While reading Axler's Linear Algebra Done Right, in Chapter 3 (Linear Maps) section D (Invertibility and Isomorphisms) I was briefly puzzled by his proof that invertibility implies and is implied by the combination of both injectivity and surjectivity. (3.63 in the 4th edition.) Specifically, it was the part where for some $T \in \mathcal{L}(\mathbf{V},\mathbf{W})$, and given $\mathbf{w} \in \mathbf{W}$, Axler states that $\mathbf{w} = T(T^{-1}\mathbf{w})$ implies that $\operatorname{range} T = \mathbf{W}$.

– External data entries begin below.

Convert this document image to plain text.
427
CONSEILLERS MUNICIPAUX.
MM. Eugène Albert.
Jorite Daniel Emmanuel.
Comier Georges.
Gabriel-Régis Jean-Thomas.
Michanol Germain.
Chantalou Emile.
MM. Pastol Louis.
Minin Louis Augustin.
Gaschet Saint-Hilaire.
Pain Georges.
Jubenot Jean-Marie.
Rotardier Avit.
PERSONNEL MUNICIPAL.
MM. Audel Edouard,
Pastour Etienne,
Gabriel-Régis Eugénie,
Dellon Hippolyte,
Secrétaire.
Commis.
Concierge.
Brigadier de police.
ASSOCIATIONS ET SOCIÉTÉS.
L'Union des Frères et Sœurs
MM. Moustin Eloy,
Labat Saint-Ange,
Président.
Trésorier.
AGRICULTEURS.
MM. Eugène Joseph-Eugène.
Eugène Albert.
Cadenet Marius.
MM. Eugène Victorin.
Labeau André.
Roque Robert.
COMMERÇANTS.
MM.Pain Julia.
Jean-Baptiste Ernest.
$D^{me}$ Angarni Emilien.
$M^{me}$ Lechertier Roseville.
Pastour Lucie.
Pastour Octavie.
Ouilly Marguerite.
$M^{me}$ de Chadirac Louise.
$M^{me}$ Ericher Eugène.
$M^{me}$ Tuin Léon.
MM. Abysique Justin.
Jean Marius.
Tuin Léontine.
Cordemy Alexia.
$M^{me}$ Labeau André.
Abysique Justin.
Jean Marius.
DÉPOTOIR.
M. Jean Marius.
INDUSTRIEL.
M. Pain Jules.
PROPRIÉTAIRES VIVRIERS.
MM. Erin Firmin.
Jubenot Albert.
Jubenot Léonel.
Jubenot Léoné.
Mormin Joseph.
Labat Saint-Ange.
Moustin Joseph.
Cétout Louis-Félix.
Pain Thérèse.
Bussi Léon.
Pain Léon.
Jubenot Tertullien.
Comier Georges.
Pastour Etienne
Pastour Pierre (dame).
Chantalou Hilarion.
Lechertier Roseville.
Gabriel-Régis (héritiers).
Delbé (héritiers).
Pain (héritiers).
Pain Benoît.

I was perplexed because it wasn't clear to me why the existence of some $S$ such that $S(T\mathbf{v}) = \mathbf{v}$ would necessarily also require that $T(S\mathbf{w}) = \mathbf{w}$.
I eventually realised that my concept for "inverse" was narrower than the definition the book gave. For example, I thought that if $T \in \mathcal{L}(\mathbb{R}^2,\mathbb{R}^3)$ is defined as $T(x,y) = (x,y,0)$, then the function $S(x,y,z) = (x,y)$ would serve as an inverse of $T$, because for any $\mathbf{x} \in \mathbb{R}^2$, $S(T\mathbf{x}) = \mathbf{x}$. The effect of $S$ effectively cancels out the effect $T$; we might say that $S$ has the inverse effect of $T$.
This $T$ is clearly not surjective, hence my surprise at the assertion that all invertible linear maps are injective and surjective.
I did eventually work out that this example doesn't qualify as an inverse because the definition of a linear map is symmetric: it requires not only that $ST = I$ but also that $TS = I$ which is not true for my example.
And it's that symmetry that in turn seems to guarantee surjectivity and injectivity of an inverse.
But I have a question: why the symmetry? Is there some way in which my initial misconception of an inverse (merely $ST = I$, with no requirement that also $TS = I$) is broken? Does this narrower concept even have a name? Or is it merely not interesting enough to be thought of as a thing in its own right?